Have you ever squirted hay fever eye drops, taken an antihistamine tablet, and then inserted a nasal spray into your nose? Is it even possible to overdose on hay fever medication? It certainly is. Taking too much antihistamines can be harmful, Medical News Today confirmed. “Antihistamines are a drug, and there is a safe limit to how much a person can take at one time,” the health site clarified.
Toxicity can occur when a person takes three to five times the recommended dosage, and the effects depend on:
- The age and size of the person
- The type of antihistamine taken
- Any underlying health conditions
- Other medications taken.
“Second-generation” antihistamines can cause a fever if you’ve taken too much.
An overdose of the medication can also lead to flushing, dilated pupils, and a fast heart rate.
Another indication you’ve taken too much antihistamines includes having low blood pressure (i.e. hypotension).
READ MORE: Hayfever symptoms explained: Why is hayfever worse in cities?
Low blood pressure
The NHS stated that low blood pressure is less than 90/60mmHg, and can lead to:
- Lightheadedness or dizziness
- Feeling sick
- Blurred vision
- Generally feeling weak
Taking too many forms of antihistamines can also lead to urinary retention, which is when a person is unable to empty their bladder fully.
In very severe cases, an overdose of antihistamines can even lead to a coma.
“A coma is a state of unconsciousness where a person is unresponsive and cannot be woken,” the NHS explained.
The person is still alive, but there is “minimal brain activity”; their eyes will be shut, and some people might require a machine to help them breathe.

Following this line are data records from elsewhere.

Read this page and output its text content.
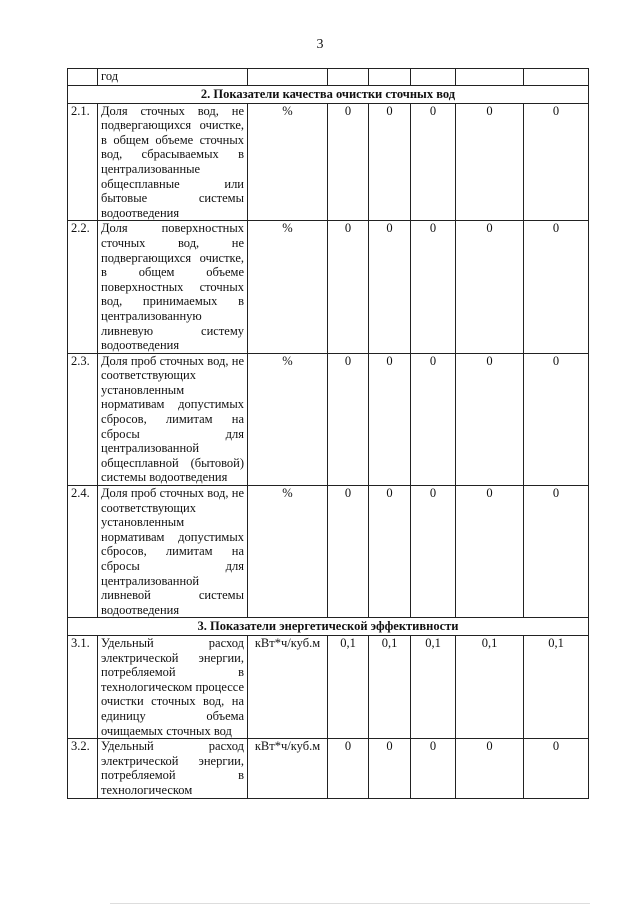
3
	год						
2. Показатели качества очистки сточных вод							
2.1.	Доля сточных вод, не подвергающихся очистке, в общем объеме сточных вод, сбрасываемых в централизованные общесплавные или бытовые системы водоотведения	%	0	0	0	0	0
2.2.	Доля поверхностных сточных вод, не подвергающихся очистке, в общем объеме поверхностных сточных вод, принимаемых в централизованную ливневую систему водоотведения	%	0	0	0	0	0
2.3.	Доля проб сточных вод, не соответствующих установленным нормативам допустимых сбросов, лимитам на сбросы для централизованной общесплавной (бытовой) системы водоотведения	%	0	0	0	0	0
2.4.	Доля проб сточных вод, не соответствующих установленным нормативам допустимых сбросов, лимитам на сбросы для централизованной ливневой системы водоотведения	%	0	0	0	0	0
3. Показатели энергетической эффективности							
3.1.	Удельный расход электрической энергии, потребляемой в технологическом процессе очистки сточных вод, на единицу объема очищаемых сточных вод	кВт*ч/куб.м	0,1	0,1	0,1	0,1	0,1
3.2.	Удельный расход электрической энергии, потребляемой в технологическом	кВт*ч/куб.м	0	0	0	0	0
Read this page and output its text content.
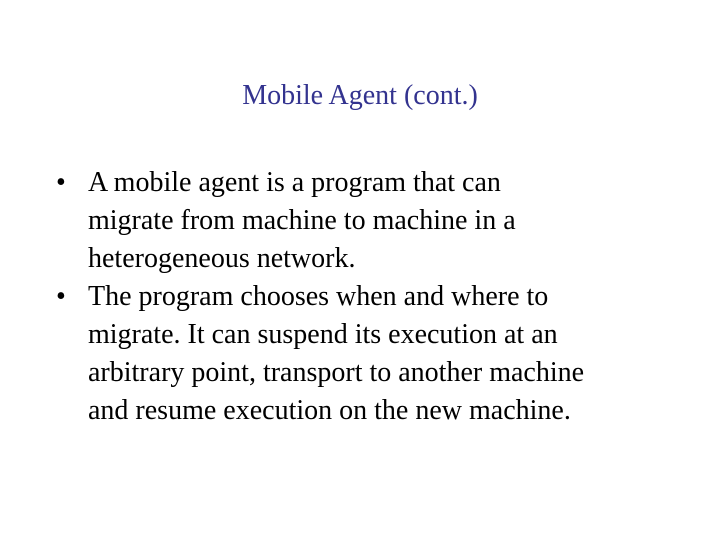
Mobile Agent (cont.)
• A mobile agent is a program that can
migrate from machine to machine in a
heterogeneous network.
• The program chooses when and where to
migrate. It can suspend its execution at an
arbitrary point, transport to another machine
and resume execution on the new machine.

Some people will gradually regain consciousness and become more aware of their surroundings after a few weeks.
Others, unfortunately, may go into a “vegetative or minimally conscious state”.
If you’re concerned that you may have taken too much antihistamines, do call NHS 111.
Some experts warn that the sedative nature of first-generation antihistamines makes them more dangerous than second-generation antihistamines.
Accidental overdose of first-generation antihistamines might be more likely to result in death.
In order to take the correct dosage of antihistamines, always read the packet’s instructions.
If you find over-the-counter medication doesn’t remedy your hay fever symptoms, discuss a stronger treatment option with your doctor.